Otro feliz aprendizaje de la limitación de las interacciones fue la valoración del trabajo y del sistema de producción capitalista. Se diseñaron e implementaron medidas para responder al confinamiento, pero tanto personas que se conciben a sí mismas como empleados como aquellas que suelen tener una actitud más emprendedora, vivieron en primera línea la importancia de producir más. Se consumían menos bienes y no se usaban muchos servicios y aunque literalmente hubo comida y dinero para adquirirla, el tedio y la desconfianza con la situación a largo plazo motivó a más de uno a buscar ocupaciones creativas. Es cierto que crecieron los programas asistencialistas, pero hubo una revalorización del trabajo y por ello todos los candidatos presidenciales insistieron en la necesidad de apoyar a las empresas ya fueran pequeñas, medianas o grandes. La situación ahora es elegir el énfasis de manera que los esfuerzos logren insertarse exitosamente en un mundo todavía incierto.

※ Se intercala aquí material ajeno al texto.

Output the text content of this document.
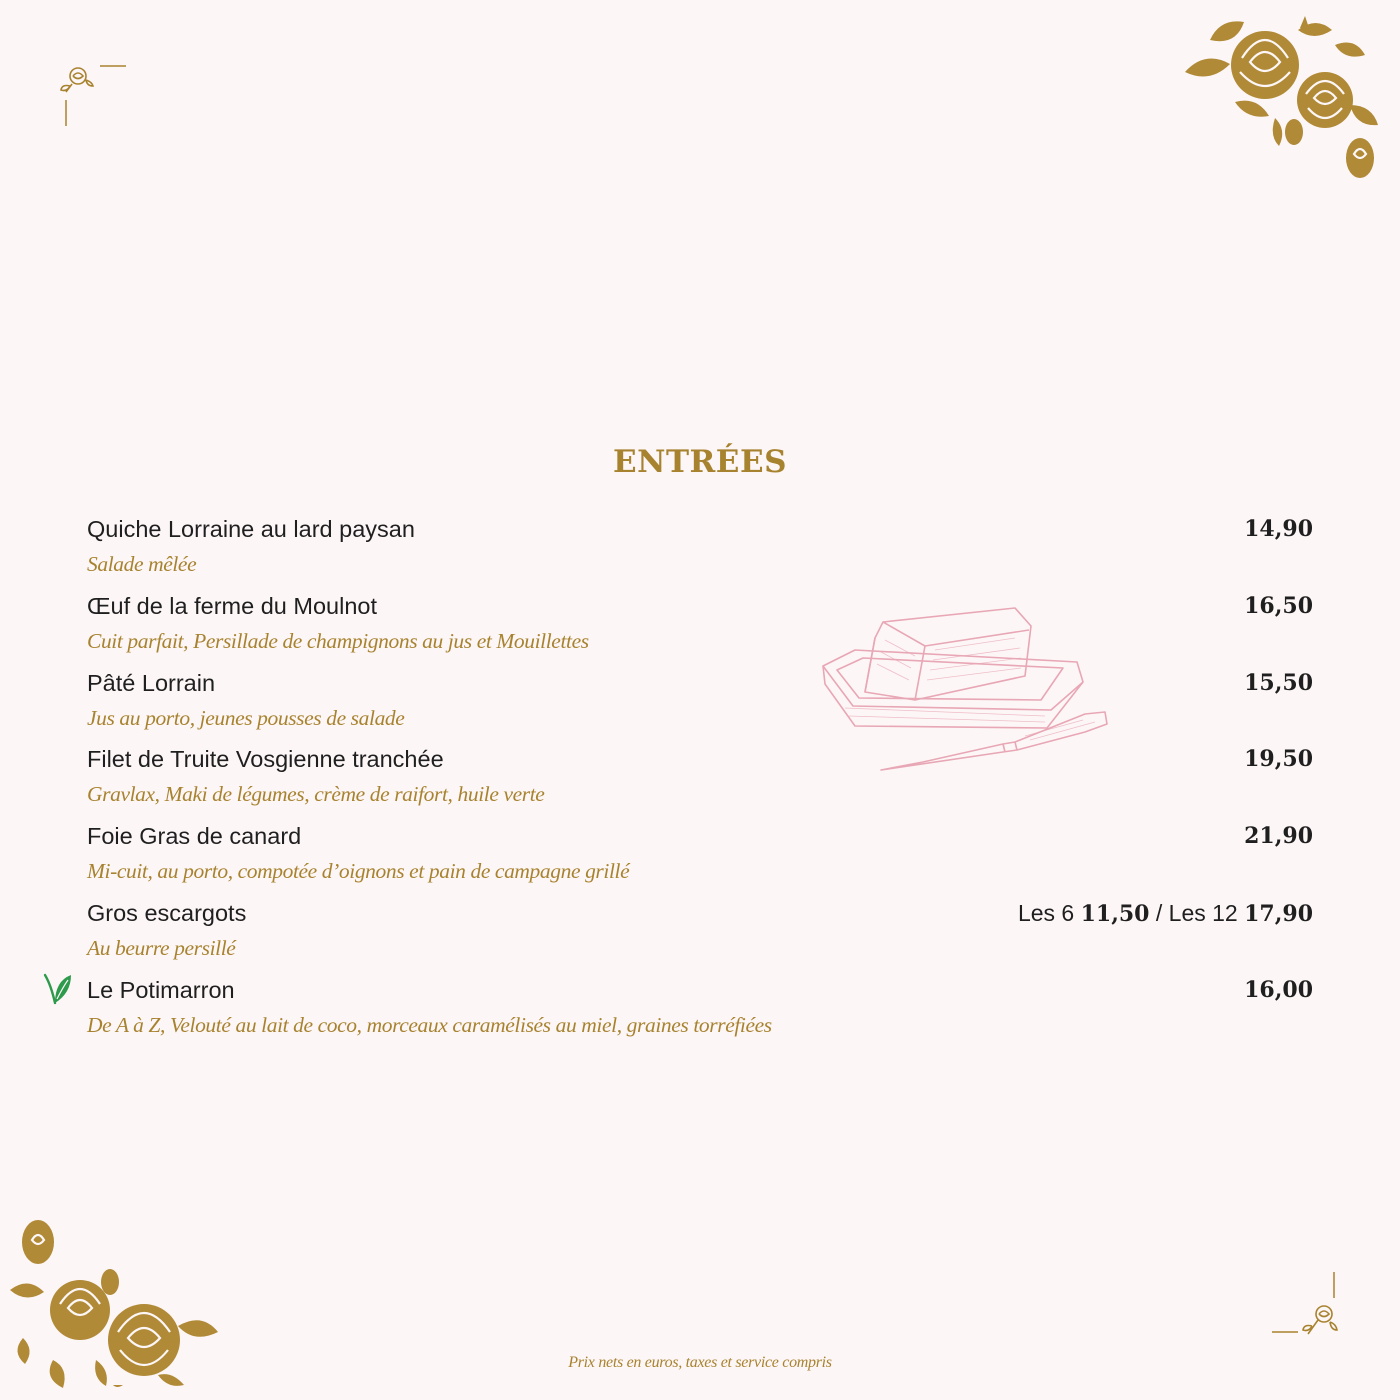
ENTRÉES
Quiche Lorraine au lard paysan
Salade mêlée
14,90
Œuf de la ferme du Moulnot
Cuit parfait, Persillade de champignons au jus et Mouillettes
16,50
Pâté Lorrain
Jus au porto, jeunes pousses de salade
15,50
Filet de Truite Vosgienne tranchée
Gravlax, Maki de légumes, crème de raifort, huile verte
19,50
Foie Gras de canard
Mi-cuit, au porto, compotée d’oignons et pain de campagne grillé
21,90
Gros escargots
Au beurre persillé
Les 6 11,50 / Les 12 17,90
Le Potimarron
De A à Z, Velouté au lait de coco, morceaux caramélisés au miel, graines torréfiées
16,00
Prix nets en euros, taxes et service compris
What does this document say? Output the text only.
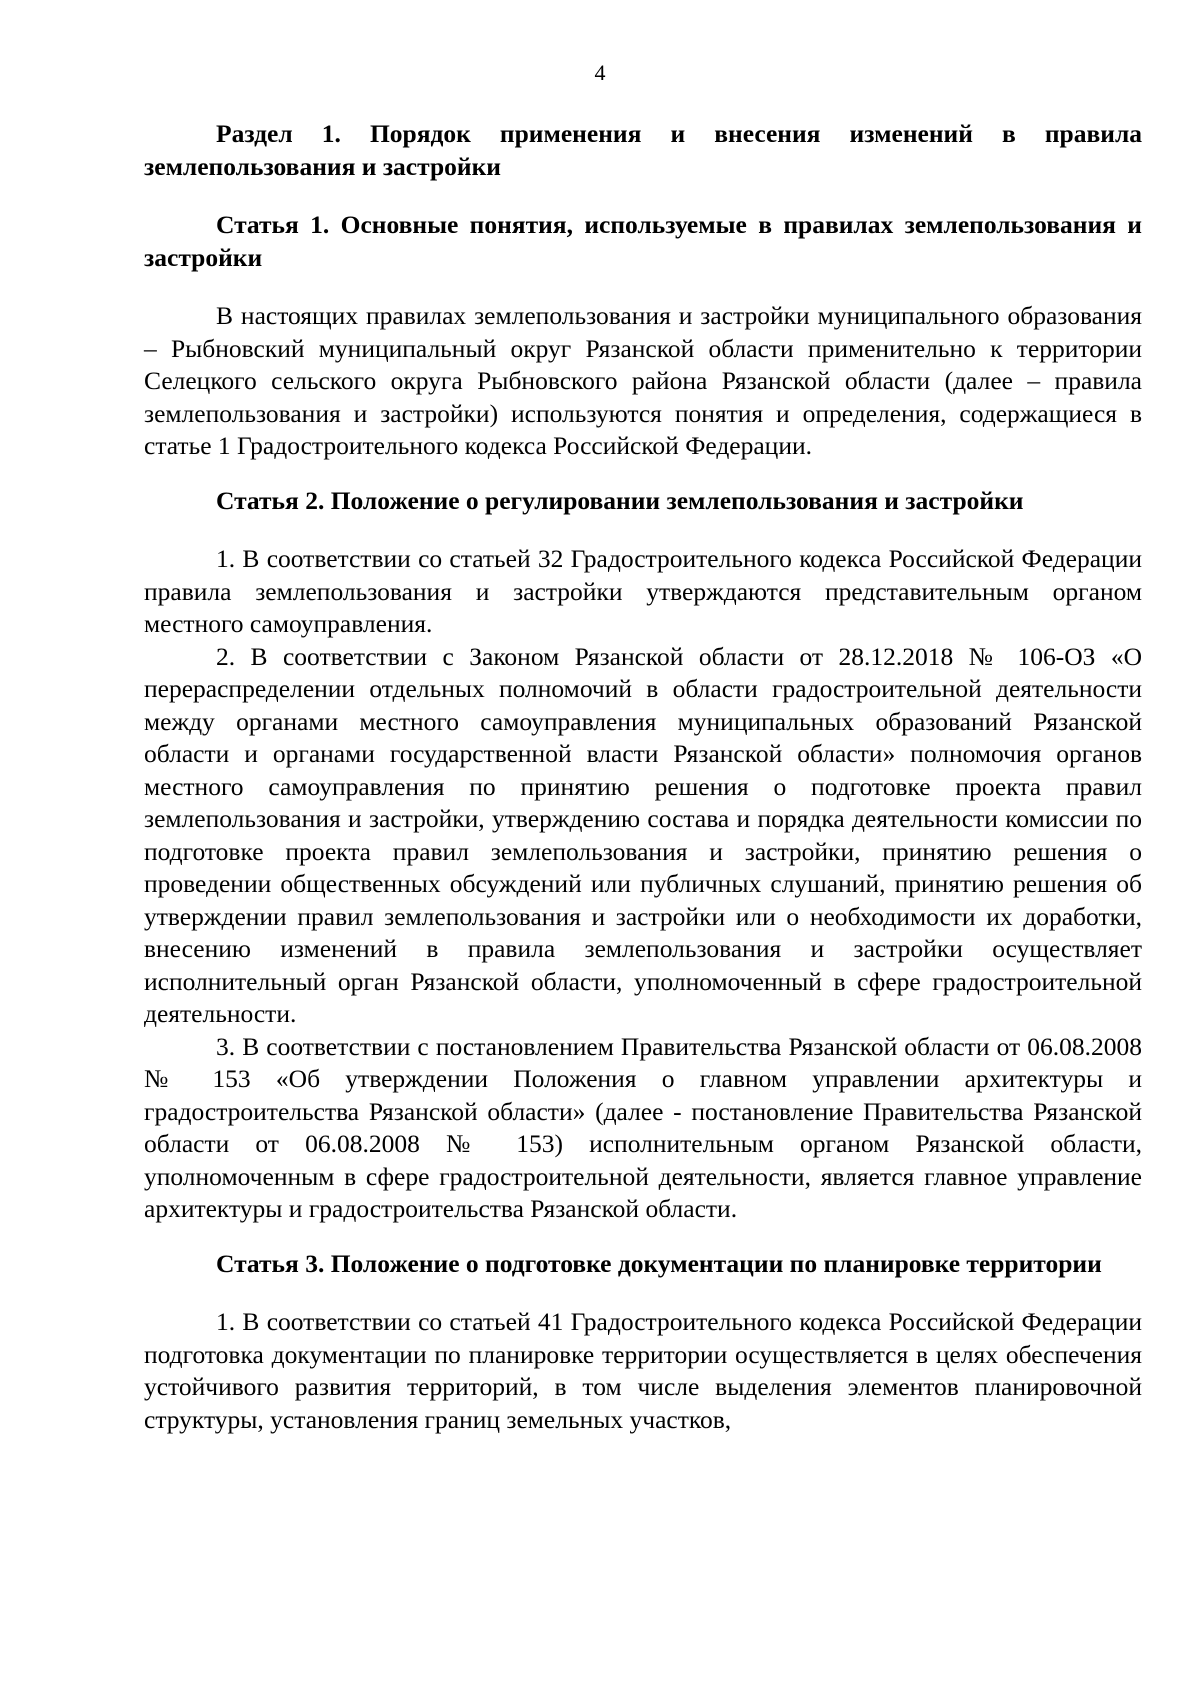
4

Раздел 1. Порядок применения и внесения изменений в правила землепользования и застройки

Статья 1. Основные понятия, используемые в правилах землепользования и застройки

В настоящих правилах землепользования и застройки муниципального образования – Рыбновский муниципальный округ Рязанской области применительно к территории Селецкого сельского округа Рыбновского района Рязанской области (далее – правила землепользования и застройки) используются понятия и определения, содержащиеся в статье 1 Градостроительного кодекса Российской Федерации.

Статья 2. Положение о регулировании землепользования и застройки

1. В соответствии со статьей 32 Градостроительного кодекса Российской Федерации правила землепользования и застройки утверждаются представительным органом местного самоуправления.

2. В соответствии с Законом Рязанской области от 28.12.2018 № 106-ОЗ «О перераспределении отдельных полномочий в области градостроительной деятельности между органами местного самоуправления муниципальных образований Рязанской области и органами государственной власти Рязанской области» полномочия органов местного самоуправления по принятию решения о подготовке проекта правил землепользования и застройки, утверждению состава и порядка деятельности комиссии по подготовке проекта правил землепользования и застройки, принятию решения о проведении общественных обсуждений или публичных слушаний, принятию решения об утверждении правил землепользования и застройки или о необходимости их доработки, внесению изменений в правила землепользования и застройки осуществляет исполнительный орган Рязанской области, уполномоченный в сфере градостроительной деятельности.

3. В соответствии с постановлением Правительства Рязанской области от 06.08.2008 № 153 «Об утверждении Положения о главном управлении архитектуры и градостроительства Рязанской области» (далее - постановление Правительства Рязанской области от 06.08.2008 № 153) исполнительным органом Рязанской области, уполномоченным в сфере градостроительной деятельности, является главное управление архитектуры и градостроительства Рязанской области.

Статья 3. Положение о подготовке документации по планировке территории

1. В соответствии со статьей 41 Градостроительного кодекса Российской Федерации подготовка документации по планировке территории осуществляется в целях обеспечения устойчивого развития территорий, в том числе выделения элементов планировочной структуры, установления границ земельных участков,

Ante este panorama, una atención a las dimensiones éticas y medioambientales son herramientas más útiles de lo que se suele considerar. La producción de bienes no solo por su valor monetario, sino por lo que significa para la dignidad de la persona humana fue un tema abordado por religiosos pero que ahora cobra mayor significación ante el peligro de la delincuencia y ante la necesidad de ser valorados en un mundo donde, por lo menos en el momento actual, no hay escasez de bienes. La atención a cómo se logran los objetivos es un factor favorablemente diferenciador para empresas e individuos. De eso se trata la construcción de un nuevo mundo.